The U.S. Department of Justice and the Environmental Protection Agency (EPA) say they have reached a settlement with Punch It Performance and Tuning, and Michael Paul Schimmack resolving alleged violations of the Clean Air Act (CAA) for the manufacture and sale of aftermarket products that defeat the emissions control systems of motor vehicles.
EPA has recently begun a National Compliance Initiative on Stopping Aftermarket Defeat Devices for Vehicles and Engines.
Examples of other similar civil judicial settlements are EPA’s recent actions with Performance Diesel Inc. and Derive Systems. To report a violation, send an email to firstname.lastname@example.org or submit the information through the EPA’s website.
Also included are other companies and individuals close to Schimmack (Defendants).The complaint also alleged that certain defendants fraudulently transferred assets after learning of the EPA claims in an effort to avoid payment of penalties in the case. EPA stared the case in 2016.
The defendants manufactured and/or sold more than 20,000 aftermarket defeat devices. These products were designed for a range of certified motor vehicles and motor vehicle engines including vehicles manufactured by Ford, General Motors, and Fiat Chrysler. The aftermarket products sold by defendants included hardware components and electronic tuning software, known as “tunes,” that hack into and reprogram a motor vehicle’s electronic control module to alter engine performance and enable the removal of filters, catalysts and other emissions controls that reduce air pollution.
Under the settlement, under review at the U.S. District Court for the Middle District of Florida, defendants, who have stopped manufacturing and selling defeat device products, will pay a civil penalty of $850,000. The defendants also agree to stay out of the business of selling the illegal products, to surrender the computer code used in the products and to stop providing technical and warranty support for the defeat devices already sold.
“EPA will vigorously pursue and prosecute companies who attempt to circumvent emission controls that are required to reduce air pollution,” said EPA Assistant Administrator for Enforcement and Compliance Assurance Susan Bodine. “This case illustrates why stopping the manufacture, sale, and installation of aftermarket defeat devices is an EPA National Compliance Initiative.”

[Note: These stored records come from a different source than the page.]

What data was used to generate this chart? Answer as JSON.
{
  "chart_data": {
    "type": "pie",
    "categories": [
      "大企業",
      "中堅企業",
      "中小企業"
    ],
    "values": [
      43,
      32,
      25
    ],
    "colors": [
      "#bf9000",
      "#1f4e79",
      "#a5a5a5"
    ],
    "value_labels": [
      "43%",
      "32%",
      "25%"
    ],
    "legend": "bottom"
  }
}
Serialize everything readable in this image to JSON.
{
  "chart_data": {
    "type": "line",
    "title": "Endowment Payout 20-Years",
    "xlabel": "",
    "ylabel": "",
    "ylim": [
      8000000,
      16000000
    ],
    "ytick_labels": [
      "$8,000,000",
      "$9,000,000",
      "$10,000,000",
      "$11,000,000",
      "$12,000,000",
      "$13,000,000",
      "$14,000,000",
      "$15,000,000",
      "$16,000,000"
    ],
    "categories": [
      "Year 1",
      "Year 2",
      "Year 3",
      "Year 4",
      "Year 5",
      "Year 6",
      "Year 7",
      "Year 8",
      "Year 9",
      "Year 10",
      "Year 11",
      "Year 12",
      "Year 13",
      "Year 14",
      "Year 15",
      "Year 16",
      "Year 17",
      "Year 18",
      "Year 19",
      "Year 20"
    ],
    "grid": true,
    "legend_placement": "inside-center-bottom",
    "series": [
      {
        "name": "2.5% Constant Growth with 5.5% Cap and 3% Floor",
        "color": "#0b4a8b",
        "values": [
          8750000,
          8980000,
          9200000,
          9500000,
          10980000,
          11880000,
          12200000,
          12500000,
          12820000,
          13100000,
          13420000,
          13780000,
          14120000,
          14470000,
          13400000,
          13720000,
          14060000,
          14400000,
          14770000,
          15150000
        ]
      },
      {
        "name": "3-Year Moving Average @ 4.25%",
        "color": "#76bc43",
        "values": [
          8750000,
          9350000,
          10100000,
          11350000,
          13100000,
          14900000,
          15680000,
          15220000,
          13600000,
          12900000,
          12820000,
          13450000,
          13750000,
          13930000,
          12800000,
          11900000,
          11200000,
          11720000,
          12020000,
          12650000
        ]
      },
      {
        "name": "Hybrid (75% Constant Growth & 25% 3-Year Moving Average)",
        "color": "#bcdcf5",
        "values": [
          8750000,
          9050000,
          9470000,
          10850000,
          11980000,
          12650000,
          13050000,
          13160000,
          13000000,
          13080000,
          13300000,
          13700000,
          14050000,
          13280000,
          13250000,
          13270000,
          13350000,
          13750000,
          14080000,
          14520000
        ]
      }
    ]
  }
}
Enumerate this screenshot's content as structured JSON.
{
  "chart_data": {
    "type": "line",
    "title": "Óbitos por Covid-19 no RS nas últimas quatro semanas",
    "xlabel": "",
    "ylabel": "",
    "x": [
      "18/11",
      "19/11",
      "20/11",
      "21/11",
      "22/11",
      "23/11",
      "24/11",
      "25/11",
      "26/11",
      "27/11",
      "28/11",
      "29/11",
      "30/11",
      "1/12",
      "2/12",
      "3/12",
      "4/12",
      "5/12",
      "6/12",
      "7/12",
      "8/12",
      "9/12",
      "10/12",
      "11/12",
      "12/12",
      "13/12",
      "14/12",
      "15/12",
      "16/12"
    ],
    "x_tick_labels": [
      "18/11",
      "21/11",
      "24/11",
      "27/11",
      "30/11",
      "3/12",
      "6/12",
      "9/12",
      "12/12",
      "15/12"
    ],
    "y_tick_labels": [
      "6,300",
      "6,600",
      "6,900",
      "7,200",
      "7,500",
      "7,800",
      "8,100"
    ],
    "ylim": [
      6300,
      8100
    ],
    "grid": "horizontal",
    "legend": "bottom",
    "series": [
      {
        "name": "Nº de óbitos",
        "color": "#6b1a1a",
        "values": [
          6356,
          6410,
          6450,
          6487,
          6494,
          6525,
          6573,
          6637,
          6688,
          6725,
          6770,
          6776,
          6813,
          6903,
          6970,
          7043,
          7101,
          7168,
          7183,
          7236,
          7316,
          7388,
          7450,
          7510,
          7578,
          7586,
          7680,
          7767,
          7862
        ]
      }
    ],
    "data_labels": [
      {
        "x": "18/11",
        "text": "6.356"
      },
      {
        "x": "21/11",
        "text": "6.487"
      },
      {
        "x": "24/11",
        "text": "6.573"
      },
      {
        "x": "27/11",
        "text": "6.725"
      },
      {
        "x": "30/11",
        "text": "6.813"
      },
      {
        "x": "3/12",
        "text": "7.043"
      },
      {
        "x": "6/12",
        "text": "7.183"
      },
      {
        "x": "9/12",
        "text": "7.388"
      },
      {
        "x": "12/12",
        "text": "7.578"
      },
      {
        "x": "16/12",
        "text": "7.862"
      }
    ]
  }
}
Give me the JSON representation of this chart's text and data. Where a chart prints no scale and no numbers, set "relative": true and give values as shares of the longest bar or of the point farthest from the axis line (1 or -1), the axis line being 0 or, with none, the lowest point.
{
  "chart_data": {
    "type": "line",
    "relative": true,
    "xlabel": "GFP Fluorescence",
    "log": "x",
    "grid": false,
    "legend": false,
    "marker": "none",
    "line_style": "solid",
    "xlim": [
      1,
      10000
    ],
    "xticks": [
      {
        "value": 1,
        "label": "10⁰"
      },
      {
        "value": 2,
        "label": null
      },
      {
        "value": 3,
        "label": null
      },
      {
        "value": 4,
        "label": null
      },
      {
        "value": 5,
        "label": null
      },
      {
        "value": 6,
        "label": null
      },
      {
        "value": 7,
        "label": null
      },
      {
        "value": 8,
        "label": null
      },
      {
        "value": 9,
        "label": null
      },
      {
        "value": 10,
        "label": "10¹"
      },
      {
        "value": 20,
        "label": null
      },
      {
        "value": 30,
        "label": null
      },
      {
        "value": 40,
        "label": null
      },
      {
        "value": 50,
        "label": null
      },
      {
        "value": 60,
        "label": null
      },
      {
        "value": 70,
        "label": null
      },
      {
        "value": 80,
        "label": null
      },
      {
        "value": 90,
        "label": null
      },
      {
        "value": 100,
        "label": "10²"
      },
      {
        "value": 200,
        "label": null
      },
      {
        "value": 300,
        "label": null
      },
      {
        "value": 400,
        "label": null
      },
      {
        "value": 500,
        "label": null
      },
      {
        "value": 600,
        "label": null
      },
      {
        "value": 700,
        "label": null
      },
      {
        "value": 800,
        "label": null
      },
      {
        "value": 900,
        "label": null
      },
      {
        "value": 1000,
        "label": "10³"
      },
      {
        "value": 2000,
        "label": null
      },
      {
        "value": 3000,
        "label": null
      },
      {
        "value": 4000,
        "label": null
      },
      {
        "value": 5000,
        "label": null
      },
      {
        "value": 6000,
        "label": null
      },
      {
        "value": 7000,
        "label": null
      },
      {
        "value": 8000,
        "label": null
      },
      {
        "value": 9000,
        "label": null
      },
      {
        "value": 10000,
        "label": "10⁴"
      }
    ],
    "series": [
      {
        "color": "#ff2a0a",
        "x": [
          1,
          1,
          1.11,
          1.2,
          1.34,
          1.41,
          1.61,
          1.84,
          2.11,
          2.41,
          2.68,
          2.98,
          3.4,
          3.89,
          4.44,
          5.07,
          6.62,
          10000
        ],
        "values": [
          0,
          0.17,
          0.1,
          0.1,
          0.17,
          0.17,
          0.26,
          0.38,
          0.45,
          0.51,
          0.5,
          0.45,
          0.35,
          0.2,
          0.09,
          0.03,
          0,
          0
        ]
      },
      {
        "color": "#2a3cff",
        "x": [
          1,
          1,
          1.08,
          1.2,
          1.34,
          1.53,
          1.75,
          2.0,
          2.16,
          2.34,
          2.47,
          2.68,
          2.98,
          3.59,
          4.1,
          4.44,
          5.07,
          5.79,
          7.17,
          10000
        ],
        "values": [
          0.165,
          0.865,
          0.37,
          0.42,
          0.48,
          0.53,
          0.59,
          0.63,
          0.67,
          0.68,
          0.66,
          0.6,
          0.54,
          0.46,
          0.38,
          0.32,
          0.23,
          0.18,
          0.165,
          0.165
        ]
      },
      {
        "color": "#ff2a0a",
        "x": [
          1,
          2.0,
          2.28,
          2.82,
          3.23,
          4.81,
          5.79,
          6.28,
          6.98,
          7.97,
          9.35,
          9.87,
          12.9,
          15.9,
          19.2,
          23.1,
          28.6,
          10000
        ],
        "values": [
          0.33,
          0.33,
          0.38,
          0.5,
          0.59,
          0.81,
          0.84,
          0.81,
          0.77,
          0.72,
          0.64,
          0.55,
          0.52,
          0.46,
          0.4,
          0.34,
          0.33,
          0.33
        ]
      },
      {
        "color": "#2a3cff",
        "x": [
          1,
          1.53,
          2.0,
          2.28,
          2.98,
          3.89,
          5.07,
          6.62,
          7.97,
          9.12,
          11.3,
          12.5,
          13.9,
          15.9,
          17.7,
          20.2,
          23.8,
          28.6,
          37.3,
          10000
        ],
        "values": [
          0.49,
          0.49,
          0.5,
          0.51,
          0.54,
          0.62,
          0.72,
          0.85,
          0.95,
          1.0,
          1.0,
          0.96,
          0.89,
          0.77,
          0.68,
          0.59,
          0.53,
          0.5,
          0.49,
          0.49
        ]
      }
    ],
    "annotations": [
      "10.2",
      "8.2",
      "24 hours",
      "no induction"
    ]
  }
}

Under the CAA, it is illegal to manufacture or sell parts or components for motor vehicles and motor vehicle engines that bypass, defeat, or render inoperative elements of design that were installed by the vehicle or engine original equipment manufacturer to comply with CAA emission standards. The complaint filed in the case alleges that each act of manufacturing and each sale constitutes a violation of the CAA.
The complaint says that after EPA notified the defendants in 2016 of its intent to take enforcement action, the corporate defendants transferred real estate and large sums of money to one or more of the individual defendants in their personal capacities. The U.S. alleges these were fraudulent transfers under the Federal Debt Collection Procedures Act.
In addition to their civil penalty of $850,000, defendants will also do the following:
- Surrender all intellectual property to EPA, including programming, files, software, source code, design, instructions, or other information that could be used to manufacture tunes;
- Certify that no products have been manufactured or sold since March 2017;
- Certify that no intellectual property has been transferred to any party other than EPA; and
- Refuse to provide technical support or honor warranty claims for products subject to the consent decree.